The end of Summer is here. This is my last week of Summer holiday. I kept working these weeks, but only three days a week. The rest of the week we spent as a family doing fun stuff. This week will end with a few days at a campground with extended family. We do this every year, but this year will be a little bit different. Some family members stay at home, the traditional Saturday meal will not be a collective effort and we will keep our physical distance. The weather will be cold and wet. I don’t particularly look forward to being outside in the cold, but we rented a comfortable tent this time (instead of pitching our own) so it will be less of a hassle. I do look forward to seeing my family again. I can’t wait to hear their stories on how they coped with covid lifestyle, and meet the new baby that was born in the midst of it all. It’s also a perfect environment to celebrate my birthday on Sunday, amidst those I love most.

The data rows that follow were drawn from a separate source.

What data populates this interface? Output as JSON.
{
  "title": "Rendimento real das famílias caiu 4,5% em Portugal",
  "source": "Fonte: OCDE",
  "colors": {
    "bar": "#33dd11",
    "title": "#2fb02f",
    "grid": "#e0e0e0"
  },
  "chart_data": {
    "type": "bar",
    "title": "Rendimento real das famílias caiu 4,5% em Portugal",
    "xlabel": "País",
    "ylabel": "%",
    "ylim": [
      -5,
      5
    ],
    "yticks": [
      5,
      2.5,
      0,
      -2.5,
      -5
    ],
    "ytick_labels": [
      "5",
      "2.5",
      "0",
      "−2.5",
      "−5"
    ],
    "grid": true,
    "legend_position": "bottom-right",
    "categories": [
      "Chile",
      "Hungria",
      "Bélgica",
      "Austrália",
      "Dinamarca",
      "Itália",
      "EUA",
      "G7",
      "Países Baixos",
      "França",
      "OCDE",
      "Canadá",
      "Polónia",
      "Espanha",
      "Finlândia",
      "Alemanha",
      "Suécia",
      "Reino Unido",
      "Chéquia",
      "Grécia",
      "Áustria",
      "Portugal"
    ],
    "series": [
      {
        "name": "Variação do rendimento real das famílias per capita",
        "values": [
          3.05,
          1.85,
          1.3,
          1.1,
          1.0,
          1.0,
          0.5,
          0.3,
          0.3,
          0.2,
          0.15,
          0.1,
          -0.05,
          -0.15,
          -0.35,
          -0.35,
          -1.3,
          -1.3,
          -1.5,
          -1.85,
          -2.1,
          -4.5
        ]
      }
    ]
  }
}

In the previous confessions I wrote about my increased fear for infections. All over Europe the number of infected people is increasing. The Netherlands is no exception. In February infections were mostly in the (rural) south (carnival probably played a big part), now big cities are mostly worrying about rising numbers. Amsterdam is even contemplating closing the city for tourists. I wasn’t wrong in worrying about countries opening up too soon on too big a scale.
While it is raining outside at the moment and storm Francis will visit us tonight and tomorrow, I realize how lucky we have been the past few months to spend so much time outside. The coming months, which will become colder and wetter will be a new challenge for everyone. Visiting friends and family is a different game when not being able to sit in the garden. Going out requires more planning than ever. While many restaurants had plenty of space outside, seating indoors is very limited.
Next week Daughter will return to school. A new class, new teachers, new rhythm. I long for a steady rhythm during the week. Ever since mid-March I had to readjust my rhythm constantly. From not being able to work to take care of Daughter, back to regular daycare rhythm, then daycare plus school, then back to daycare only for the Summer holiday and next week a new rhythm with five days school and two afternoons daycare for Daughter. Every adjustment takes time for me to get used to. I hope the next change will be a long lasting one, that it will not be interrupted buy school closures and lots of stay-at-home coughs (though testing is now an option).
The past few weeks have been fun mini-breaks, but they were not a great substitute for the three week break from regular life I’m used to during the Summer. My background stress is still there and it’s taking its toll on my neck and mood. I realize I have to prioritize reducing my stress level. I still have a Headspace subscription to help me meditate. I also need to move my body more. Even when it’s raining. That requires a bit more self-encouragement. Hopefully the rain will stay away in September. That would help me find a new rhythm for work, physical activity and motherhood. But that’s for the future, when I’m fourty-two.